I'm new to common lisp, so hope someone would clarify this to me:

say we have a list and want to add an item with push to modify it:

CL-USER> (defparameter xx '(1 2 3))
XX
CL-USER> xx
(1 2 3)
CL-USER> (push 100 xx)
(100 1 2 3)
CL-USER> xx
(100 1 2 3)

as expected. But when i try to do the same with the function, it doesn't modify a list:

CL-USER> (defun push-200 (my-list)
           (push 200 my-list))
PUSH-200
CL-USER> (push-200 xx)
(200 100 1 2 3)
CL-USER> xx
(100 1 2 3)

so i tried to compare argument and my list like this:

CL-USER> (defun push-200 (my-list)
           (format t "~a" (eq my-list xx))
           (push 200 my-list))

WARNING: redefining COMMON-LISP-USER::PUSH-200 in DEFUN
PUSH-200
CL-USER> (push-200 xx)
T
(200 100 1 2 3)
CL-USER> xx
(100 1 2 3)

it says the objects are identical. So the question is: what was the thing I've overlooked here?

Answer 1

(defun push-200 (my-list)
  (push 200 my-list))

This modifies the variable my-list. The variable now points to a new cons.

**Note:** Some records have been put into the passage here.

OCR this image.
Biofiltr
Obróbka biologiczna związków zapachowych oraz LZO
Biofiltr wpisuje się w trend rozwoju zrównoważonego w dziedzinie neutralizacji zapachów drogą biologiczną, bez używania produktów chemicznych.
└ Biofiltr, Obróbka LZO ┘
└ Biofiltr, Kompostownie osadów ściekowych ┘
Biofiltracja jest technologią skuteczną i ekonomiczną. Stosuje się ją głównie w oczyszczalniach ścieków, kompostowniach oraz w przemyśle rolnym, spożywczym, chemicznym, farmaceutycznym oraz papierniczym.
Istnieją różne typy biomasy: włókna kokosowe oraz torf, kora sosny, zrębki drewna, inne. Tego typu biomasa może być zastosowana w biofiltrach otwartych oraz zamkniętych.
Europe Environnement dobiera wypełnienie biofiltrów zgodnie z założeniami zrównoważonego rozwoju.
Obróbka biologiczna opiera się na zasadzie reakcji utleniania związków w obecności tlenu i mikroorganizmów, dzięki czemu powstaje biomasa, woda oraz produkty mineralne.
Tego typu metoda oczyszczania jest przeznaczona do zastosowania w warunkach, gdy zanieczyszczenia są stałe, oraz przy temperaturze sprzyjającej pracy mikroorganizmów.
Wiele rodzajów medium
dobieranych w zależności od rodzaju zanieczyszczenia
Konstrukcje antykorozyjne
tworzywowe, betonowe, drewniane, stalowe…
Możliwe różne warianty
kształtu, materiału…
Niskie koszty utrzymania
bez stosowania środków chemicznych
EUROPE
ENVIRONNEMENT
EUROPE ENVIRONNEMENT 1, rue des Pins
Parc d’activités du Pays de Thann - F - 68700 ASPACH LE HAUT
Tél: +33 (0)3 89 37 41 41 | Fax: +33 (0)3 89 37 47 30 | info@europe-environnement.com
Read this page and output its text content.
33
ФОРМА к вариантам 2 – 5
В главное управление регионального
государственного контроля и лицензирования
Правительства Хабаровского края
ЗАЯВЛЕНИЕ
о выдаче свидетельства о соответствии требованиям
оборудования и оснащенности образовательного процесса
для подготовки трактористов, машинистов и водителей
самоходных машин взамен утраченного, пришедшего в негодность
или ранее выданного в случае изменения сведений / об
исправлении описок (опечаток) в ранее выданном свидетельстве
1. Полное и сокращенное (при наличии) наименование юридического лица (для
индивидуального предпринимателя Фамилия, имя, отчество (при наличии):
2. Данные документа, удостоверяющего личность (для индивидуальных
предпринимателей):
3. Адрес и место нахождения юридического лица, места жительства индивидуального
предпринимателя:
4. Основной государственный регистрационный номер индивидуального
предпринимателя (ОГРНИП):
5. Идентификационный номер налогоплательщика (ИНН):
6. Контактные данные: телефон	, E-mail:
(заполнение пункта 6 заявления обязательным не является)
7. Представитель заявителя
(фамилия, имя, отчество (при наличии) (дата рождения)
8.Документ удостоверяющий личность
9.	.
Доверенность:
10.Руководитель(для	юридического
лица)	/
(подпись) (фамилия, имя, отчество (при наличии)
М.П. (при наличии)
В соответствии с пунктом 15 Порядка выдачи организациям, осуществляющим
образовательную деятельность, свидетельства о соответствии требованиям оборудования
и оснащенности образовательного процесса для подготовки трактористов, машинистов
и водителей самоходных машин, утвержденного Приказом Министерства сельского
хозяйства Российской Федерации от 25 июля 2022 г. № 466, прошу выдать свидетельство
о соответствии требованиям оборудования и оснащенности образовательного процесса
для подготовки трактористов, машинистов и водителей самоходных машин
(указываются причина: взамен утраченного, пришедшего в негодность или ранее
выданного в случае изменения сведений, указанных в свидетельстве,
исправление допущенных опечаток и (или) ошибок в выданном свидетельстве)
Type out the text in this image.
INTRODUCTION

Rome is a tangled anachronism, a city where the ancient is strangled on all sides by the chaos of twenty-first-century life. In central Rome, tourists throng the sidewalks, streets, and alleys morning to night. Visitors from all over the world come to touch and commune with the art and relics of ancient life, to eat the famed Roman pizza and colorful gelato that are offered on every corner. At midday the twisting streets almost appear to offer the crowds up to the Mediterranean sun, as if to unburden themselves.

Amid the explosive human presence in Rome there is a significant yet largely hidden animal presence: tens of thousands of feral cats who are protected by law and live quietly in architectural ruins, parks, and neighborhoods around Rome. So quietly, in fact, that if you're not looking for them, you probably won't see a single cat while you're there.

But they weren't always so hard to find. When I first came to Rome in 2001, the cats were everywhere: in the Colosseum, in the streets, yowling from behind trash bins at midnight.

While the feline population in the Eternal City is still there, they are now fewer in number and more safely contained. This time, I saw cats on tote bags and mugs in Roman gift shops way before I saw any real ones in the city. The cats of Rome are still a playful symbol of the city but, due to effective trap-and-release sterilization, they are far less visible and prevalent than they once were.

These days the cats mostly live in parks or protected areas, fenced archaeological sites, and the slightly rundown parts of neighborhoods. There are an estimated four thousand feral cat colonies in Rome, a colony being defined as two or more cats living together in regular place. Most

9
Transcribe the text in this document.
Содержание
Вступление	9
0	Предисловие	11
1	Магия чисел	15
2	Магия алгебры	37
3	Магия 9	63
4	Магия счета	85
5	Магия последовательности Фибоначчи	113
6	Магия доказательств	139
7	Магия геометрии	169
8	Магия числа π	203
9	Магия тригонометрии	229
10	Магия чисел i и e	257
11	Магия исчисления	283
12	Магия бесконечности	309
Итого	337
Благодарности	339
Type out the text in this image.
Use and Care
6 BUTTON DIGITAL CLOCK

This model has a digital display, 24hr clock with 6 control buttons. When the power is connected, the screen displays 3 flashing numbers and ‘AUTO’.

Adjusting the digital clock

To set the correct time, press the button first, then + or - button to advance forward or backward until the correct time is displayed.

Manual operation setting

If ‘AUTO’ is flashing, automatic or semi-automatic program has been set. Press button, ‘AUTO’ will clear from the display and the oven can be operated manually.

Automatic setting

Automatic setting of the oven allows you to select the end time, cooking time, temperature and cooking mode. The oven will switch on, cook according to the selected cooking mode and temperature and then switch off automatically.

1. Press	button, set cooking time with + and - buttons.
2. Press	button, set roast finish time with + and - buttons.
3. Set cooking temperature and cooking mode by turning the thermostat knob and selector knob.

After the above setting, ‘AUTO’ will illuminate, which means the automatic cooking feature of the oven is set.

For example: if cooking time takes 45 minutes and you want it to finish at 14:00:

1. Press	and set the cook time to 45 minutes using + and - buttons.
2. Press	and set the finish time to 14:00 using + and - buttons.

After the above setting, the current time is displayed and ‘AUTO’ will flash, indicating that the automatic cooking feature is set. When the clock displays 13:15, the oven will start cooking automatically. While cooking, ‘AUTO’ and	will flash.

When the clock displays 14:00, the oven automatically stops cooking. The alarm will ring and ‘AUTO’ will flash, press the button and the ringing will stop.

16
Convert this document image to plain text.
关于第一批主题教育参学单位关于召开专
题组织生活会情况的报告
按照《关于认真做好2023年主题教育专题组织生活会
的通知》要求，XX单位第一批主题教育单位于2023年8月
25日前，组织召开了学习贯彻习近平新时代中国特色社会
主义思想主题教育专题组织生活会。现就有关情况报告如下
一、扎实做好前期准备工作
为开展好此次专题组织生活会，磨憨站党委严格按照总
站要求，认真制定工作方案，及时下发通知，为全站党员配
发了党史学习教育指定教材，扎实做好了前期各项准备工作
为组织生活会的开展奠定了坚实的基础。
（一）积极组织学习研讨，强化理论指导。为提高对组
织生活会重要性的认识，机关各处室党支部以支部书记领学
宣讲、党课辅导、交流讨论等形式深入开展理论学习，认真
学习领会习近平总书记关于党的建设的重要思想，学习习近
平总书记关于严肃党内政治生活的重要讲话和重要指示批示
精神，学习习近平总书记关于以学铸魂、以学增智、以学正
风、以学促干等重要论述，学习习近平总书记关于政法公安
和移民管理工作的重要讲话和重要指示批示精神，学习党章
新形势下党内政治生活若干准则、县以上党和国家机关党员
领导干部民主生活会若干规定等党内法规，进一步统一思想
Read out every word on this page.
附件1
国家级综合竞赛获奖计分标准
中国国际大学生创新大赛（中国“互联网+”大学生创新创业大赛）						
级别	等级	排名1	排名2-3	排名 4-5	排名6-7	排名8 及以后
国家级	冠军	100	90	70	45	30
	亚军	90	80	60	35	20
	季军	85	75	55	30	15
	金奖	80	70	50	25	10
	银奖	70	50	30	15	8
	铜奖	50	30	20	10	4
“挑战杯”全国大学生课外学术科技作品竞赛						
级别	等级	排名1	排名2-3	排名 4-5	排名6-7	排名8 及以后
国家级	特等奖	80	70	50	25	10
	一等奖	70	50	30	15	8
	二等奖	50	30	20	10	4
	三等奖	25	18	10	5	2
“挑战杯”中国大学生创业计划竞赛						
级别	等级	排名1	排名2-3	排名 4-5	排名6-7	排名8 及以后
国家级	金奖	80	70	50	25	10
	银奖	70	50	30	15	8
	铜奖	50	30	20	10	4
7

It is basically: (setq my-list (cons 200 my-list).

(push-200 xx)

Common Lisp evaluates xx to a value and passes the list to push-200. xx is not passed, but the value of it. So, the Lisp system can't modify xx to point to a different cons, since it is not passed.

Answer 2

This is (essentially) the same problem highlighted by the following:

(let ((a (list 2 3 4 5)))
  (let ((b a))
    (push 1 a)
    (list (eql a b)
          (eql (cdr a) b))))

This form should return (NIL T) when run.

Answer 3

What Rainer Joswig writes (and Vatine demonstrates). Just replace (push <A> <B>) with (setq <B> (cons <A> <B>)) wherever you see it, because push is a macro:

"push item place => new-place-value"

And,

"new-place-value [is] a list (the new value of place)"

Notice CLHS didn't say "(the updated structure referred to by place)".

So, the value of place changes. And that place, in your case, is the local variable my-list. It was eq to xx before the (setq ...), but obviously not, after it. To actually alter a list structure you can use rplaca and ⁄ or rplacd.

We can think about argument passing in Common Lisp mostly as if what was passed is a pointer to a value; the pointer itself is passed by value, i.e. copied. So xx "points" at some list; and initially my-list "points" at the same memory location. That's why the initial eq test succeeds.